Many in the physics community are familiar with the `xAct` tensor manipulation suite for `Mathematica`, and those who aren't probably should be. In recent years, `xAct` has consolidated its place as the go-to computer algebra tool in gravitational theory, outperforming various predecessors with its powerful 'canonicalise' function, and attracting a flurry of applied package development. Some of these packages float and others sink: I'm curious to see how Manuel Hohmann's new `xPPN` package will fare.

Most modifications to Einstein's theory can be cast in the parametrized post-Newtonian (PPN) formalism. PPN allows the theory to be compared, as a ten-parameter modification of the Newtonian theory, against the gold standard set by GR. The implementation of PPN is usually extremely complicated, and varies substantially from theory to theory. Thus xPPN, a general implementation of the PPN formalism, is potentially very exciting.
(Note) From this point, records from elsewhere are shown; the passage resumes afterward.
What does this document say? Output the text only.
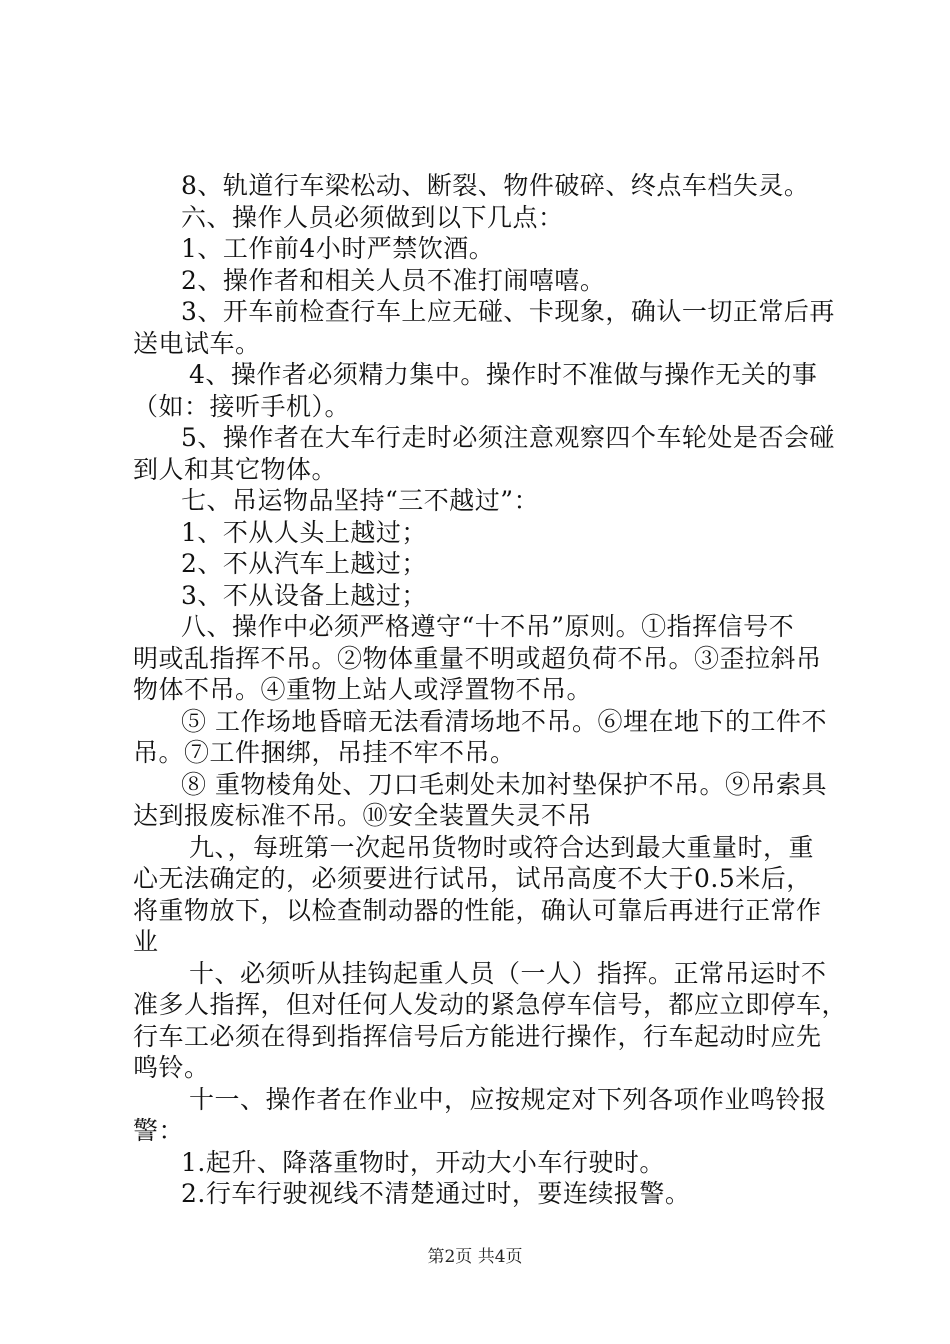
8、轨道行车梁松动、断裂、物件破碎、终点车档失灵。
六、操作人员必须做到以下几点：
1、工作前4小时严禁饮酒。
2、操作者和相关人员不准打闹嘻嘻。
3、开车前检查行车上应无碰、卡现象，确认一切正常后再
送电试车。
4、操作者必须精力集中。操作时不准做与操作无关的事
（如：接听手机）。
5、操作者在大车行走时必须注意观察四个车轮处是否会碰
到人和其它物体。
七、吊运物品坚持“三不越过”：
1、不从人头上越过；
2、不从汽车上越过；
3、不从设备上越过；
八、操作中必须严格遵守“十不吊”原则。①指挥信号不
明或乱指挥不吊。②物体重量不明或超负荷不吊。③歪拉斜吊
物体不吊。④重物上站人或浮置物不吊。
⑤ 工作场地昏暗无法看清场地不吊。⑥埋在地下的工件不
吊。⑦工件捆绑，吊挂不牢不吊。
⑧ 重物棱角处、刀口毛刺处未加衬垫保护不吊。⑨吊索具
达到报废标准不吊。⑩安全装置失灵不吊
九、，每班第一次起吊货物时或符合达到最大重量时，重
心无法确定的，必须要进行试吊，试吊高度不大于0.5米后，
将重物放下，以检查制动器的性能，确认可靠后再进行正常作
业
十、必须听从挂钩起重人员（一人）指挥。正常吊运时不
准多人指挥，但对任何人发动的紧急停车信号，都应立即停车，
行车工必须在得到指挥信号后方能进行操作，行车起动时应先
鸣铃。
十一、操作者在作业中，应按规定对下列各项作业鸣铃报
警：
1.起升、降落重物时，开动大小车行驶时。
2.行车行驶视线不清楚通过时，要连续报警。
第2页 共4页
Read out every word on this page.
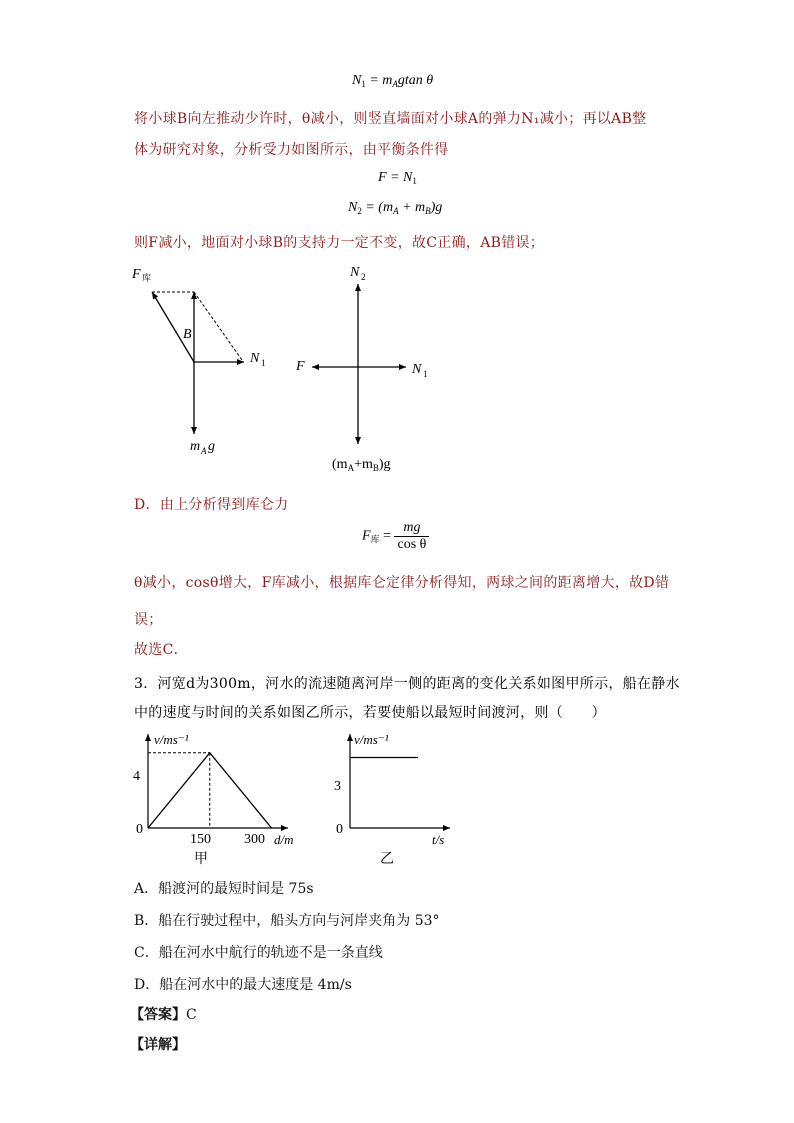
$N_1 = m_Agtan$ θ
将小球B向左推动少许时，θ减小，则竖直墙面对小球A的弹力N₁减小；再以AB整
体为研究对象，分析受力如图所示，由平衡条件得
$F = N_1$
$N_2 = (m_A + m_B)g$
则F减小，地面对小球B的支持力一定不变，故C正确，AB错误；
F 库
B
N 1
m A g
N 2
F	N 1
$(m_A+m_B)g$
D．由上分析得到库仑力
$F_库 = \frac{mg}{\text{cos θ}}$
θ减小，cosθ增大，F库减小，根据库仑定律分析得知，两球之间的距离增大，故D错
误；
故选C．
3．河宽d为300m，河水的流速随离河岸一侧的距离的变化关系如图甲所示，船在静水
中的速度与时间的关系如图乙所示，若要使船以最短时间渡河，则（　　）
v/ms⁻¹
d/m
0
4
150 300
甲
v/ms⁻¹
t/s
0
3
乙
A．船渡河的最短时间是 75s
B．船在行驶过程中，船头方向与河岸夹角为 53°
C．船在河水中航行的轨迹不是一条直线
D．船在河水中的最大速度是 4m/s
【答案】C
【详解】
At the heart of the implementation seems to be the definition of two bespoke manifolds for the \(3+1\) decomposition. Assuming that the covariant theory lives in some sense on \(M_4\), a spacelike foliation \(S_3\) and timelike threading \(T_1\) are introduced as separate `xTensor` manifolds, where \(M_4\cong T_1\times S_3\). This cuts right through the pre-existing notion of ADM decomposition in `xAct`, which I've wrestled with recently in the context of the Hamiltonian analysis. In the end, I kept a single Minkowski manifold \(M_4\), and defined a set of projections accompanied by very many rules. This is not ideal, but the relevant parts of `xAct` (such as `xCoba`) have quite patchy documentation, which makes life less than easy! I won't go into the guts of the higher functions of the package, but suffice to say the post-Newtonian potentials are all defined, along with certain 'utility functions' which facilitate the human-assisted expansion. A nice walk-through is provided for a simple Brans-Dicke-like theory, but since I've not tried it out, I can't offer further comment.
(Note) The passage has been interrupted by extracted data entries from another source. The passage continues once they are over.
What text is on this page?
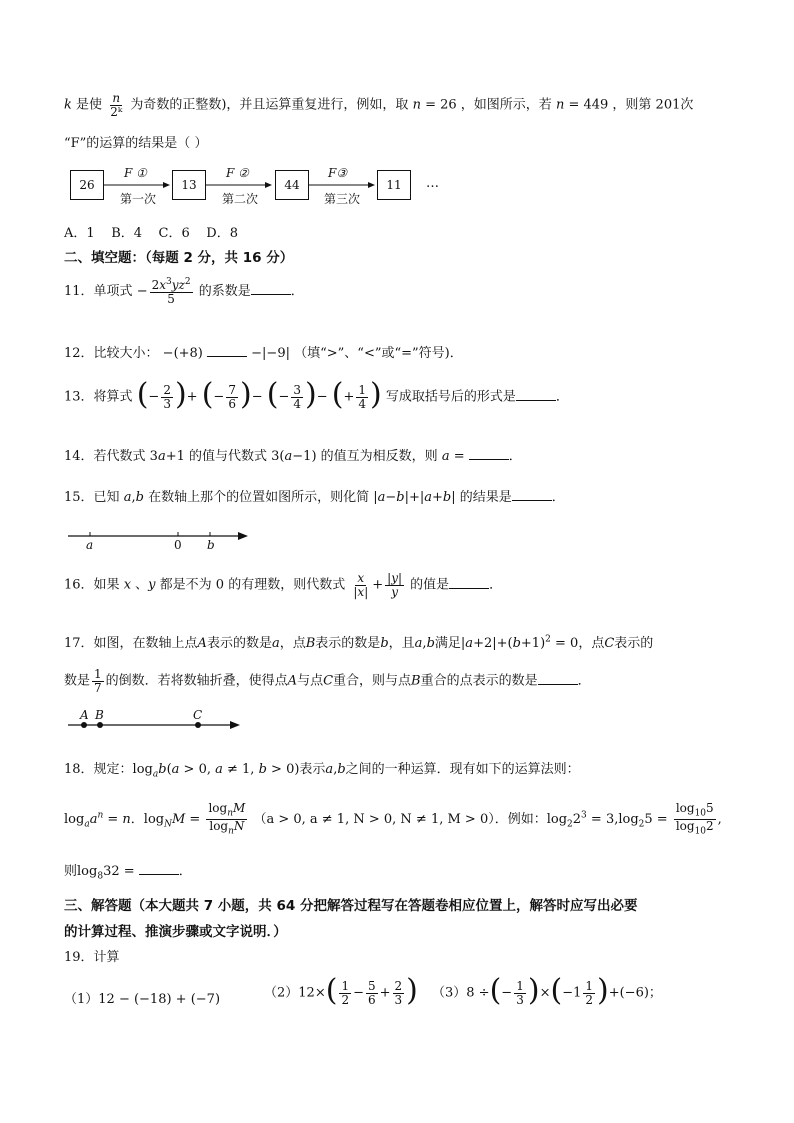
k 是使 $\frac{n}{\text{2ᵏ}}$ 为奇数的正整数)，并且运算重复进行，例如，取 n = 26 ，如图所示，若 n = 449 ，则第 201次
“F”的运算的结果是（ ）
26	13	44	11
F ①	F ②	F③
第一次	第二次	第三次
…
A．1    B．4    C．6    D．8
二、填空题：（每题 2 分，共 16 分）
11．单项式 − $\frac{2x^3yz^2}{5}$ 的系数是	．
12．比较大小： −(+8)	−|−9| （填“>”、“<”或“=”符号)．
13．将算式 (− $\frac{2}{3}$ )+ (− $\frac{7}{6}$ )− (− $\frac{3}{4}$ )− (+ $\frac{1}{4}$ ) 写成取括号后的形式是	．
14．若代数式 3a+1 的值与代数式 3(a−1) 的值互为相反数，则 a =	．
15．已知 a,b 在数轴上那个的位置如图所示，则化简 |a−b|+|a+b| 的结果是	．
a	0 b
16．如果 x 、y 都是不为 0 的有理数，则代数式 $\frac{x}{|x|} + \frac{|y|}{y}$ 的值是	．
17．如图，在数轴上点A表示的数是a，点B表示的数是b，且a,b满足$|a+2|+(b+1)^2 = 0$，点C表示的
数是 $\frac{1}{7}$ 的倒数．若将数轴折叠，使得点A与点C重合，则与点B重合的点表示的数是	．
A B	C
18．规定：$\log_ab(a > 0$, a ≠ 1, b > 0)表示a,b之间的一种运算．现有如下的运算法则：
$\log_aa^n = n$．$\log_NM = \frac{\log_nM}{\log_nN} (a > 0$, a ≠ 1, N > 0, N ≠ 1, M > 0）．例如：$\log_22^3 = 3,\log_25 = \frac{\log_{10}5}{\log_{10}2}$ ,
则$\log_832$ =	．
三、解答题（本大题共 7 小题，共 64 分把解答过程写在答题卷相应位置上，解答时应写出必要
的计算过程、推演步骤或文字说明．）
19．计算
（1）12 − (−18) + (−7)	$(2)12\times( \frac{1}{2} - \frac{5}{6} + \frac{2}{3}$ ) （3）8 ÷(− $\frac{1}{3} )\times(-1 \frac{1}{2} )+(-6)$；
My main concern is the 'theory-scope' of the package. This is of course the hardest part to implement, since you can never tell quite in what terms the next theory will be cast. The Brans-Dicke theory obviously inherits much of the machinery of GR, but with an extra scalar \(\psi\) - I expect e.g. the variations on mimetic gravity could be similarly tackled. This scalar naturally has to be defined when using the package, and presumably one may extend to higher-spin fields also. Accordingly I've already recommended `xPPN` to a colleague who is working on the new relativistic completion of MOND.
However, it is often interesting to build theories out of a gauge-covariant derivative. Accordingly, the `xPPN` package defines three connections: Levi-Civita, teleparallel and symmetric-teleparallel. I'm very happy about the last of these, which follows on from the non-metricity theories of Jiménez, Heisenberg and Koivisto, and is something I'd like to work on at some point. However, in the short term I'm interested in a free connection, in the context of torsion theories. This is likely workable in the `xPPN` setup, but might take some `xAct`-jitsu. Again, I'd have to try.

Overall, this paper introduces software rather than physics, and is structured accordingly. Nonetheless, I am happy to have come across `xPPN`, and am looking forward to trying it out in the near future.